So I have been testing and live streaming with this for a few days. I have a 1060 3GB, dedicated PC for recording.
My setup: The gaming PC is connected to a 4K splitter (for cloned input into the Razer Ripsaw) which is output to the dedicated PC (two GTX 760's SLi) and OBS (test 9). I set the bitrate at 4800 only, 720p output with 60 FPS (fractional: 60000/1000), and use a LUT to help with color loss or errors in high motion video. I also changed the max pixel rate on the splitter to 110 Mhz instead of the default 600 Mhz in Windows, because of high speed motion capture and conversion from DisplayPort to HDMI; some frames are actually lost when captured from the PC. The video clip is recorded live to Twitch and captured over a wireless connection (Netgear A7000). I set the keyframe to 1 instead of 2.

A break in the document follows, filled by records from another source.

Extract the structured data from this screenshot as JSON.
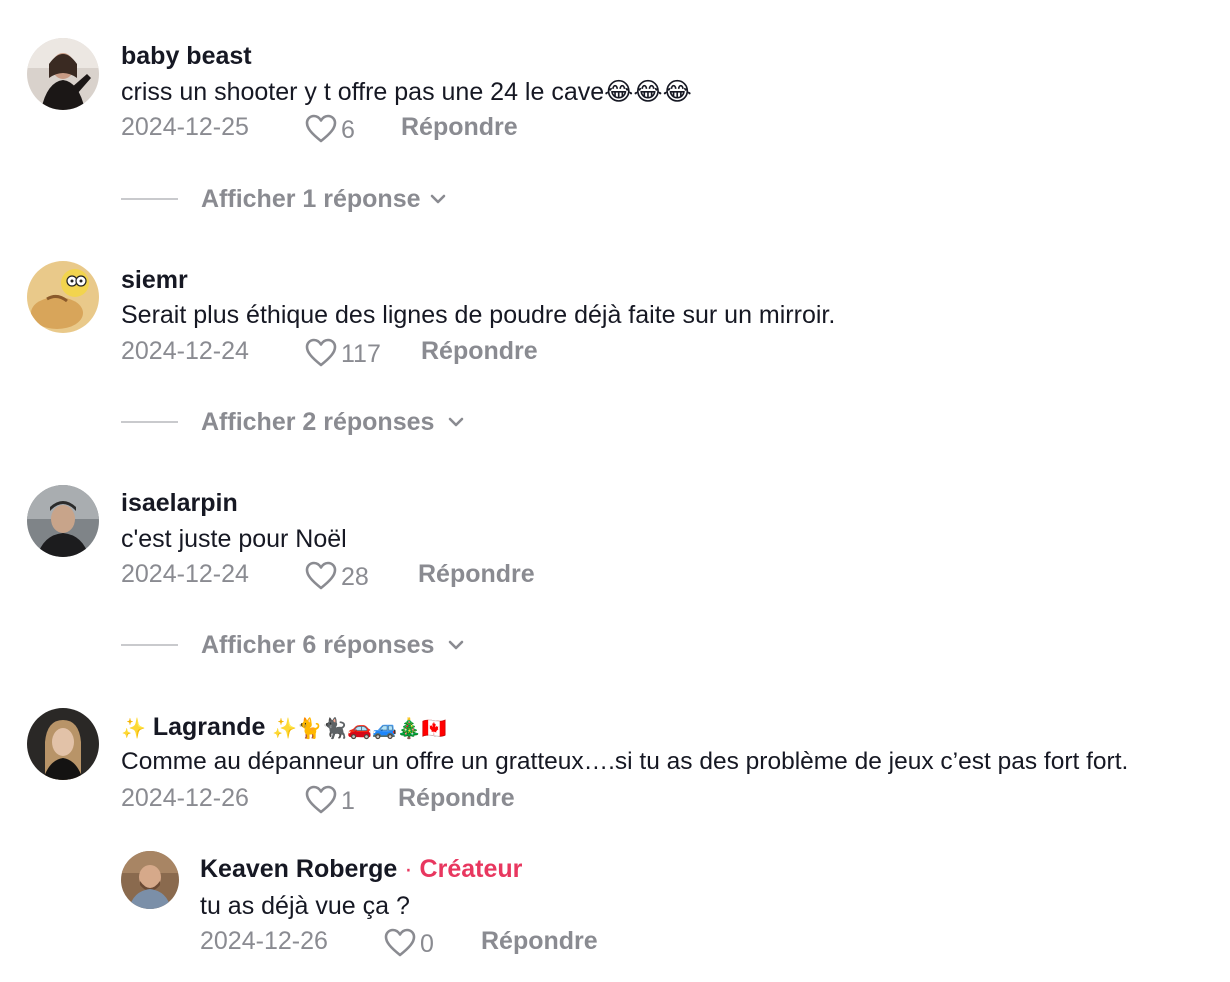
{
  "comments": [
    {
      "username": "baby beast",
      "text": "criss un shooter y t offre pas une 24 le cave😂😂😂",
      "date": "2024-12-25",
      "likes": "6",
      "reply_label": "Répondre",
      "view_replies": "Afficher 1 réponse"
    },
    {
      "username": "siemr",
      "text": "Serait plus éthique des lignes de poudre déjà faite sur un mirroir.",
      "date": "2024-12-24",
      "likes": "117",
      "reply_label": "Répondre",
      "view_replies": "Afficher 2 réponses"
    },
    {
      "username": "isaelarpin",
      "text": "c'est juste pour Noël",
      "date": "2024-12-24",
      "likes": "28",
      "reply_label": "Répondre",
      "view_replies": "Afficher 6 réponses"
    },
    {
      "username_prefix": "✨",
      "username": "Lagrande",
      "username_suffix": "✨🐈🐈‍⬛🚗🚙🎄🇨🇦",
      "text": "Comme au dépanneur un offre un gratteux….si tu as des problème de jeux c’est pas fort fort.",
      "date": "2024-12-26",
      "likes": "1",
      "reply_label": "Répondre"
    }
  ],
  "reply": {
    "username": "Keaven Roberge",
    "separator": "·",
    "badge": "Créateur",
    "text": "tu as déjà vue ça ?",
    "date": "2024-12-26",
    "likes": "0",
    "reply_label": "Répondre"
  },
  "colors": {
    "primary_text": "#161823",
    "secondary_text": "#8a8b91",
    "creator_accent": "#e8375f"
  },
  "icons": {
    "like": "heart-outline-icon",
    "expand": "chevron-down-icon"
  }
}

Feedback: I don't know what Psycho Visual Tuning does, but the quality difference is amazing. The clip below is set only on the Quality setting and decided to try a higher speed game like Overwatch. I didn't measure anything like frame drops by browsers because there are too many variables in there. I did have the pleasure of testing the fact that I had less packet loss over a mobile device when it was viewed from Kansas to the UK (though I didn't pry to ask what type of device the viewer used).
I also didn't experience any weird behavior with SLi since video scaling can be a headache. I definitely seen a massive drop in CPU usage with this AMD 8150. Before, the CPU would skyrocket to at least 6% CPU usage over NVENC. This is an older CPU so I'm impressed by that. I didn't perform any local recording as of yet, only from a live streaming use case.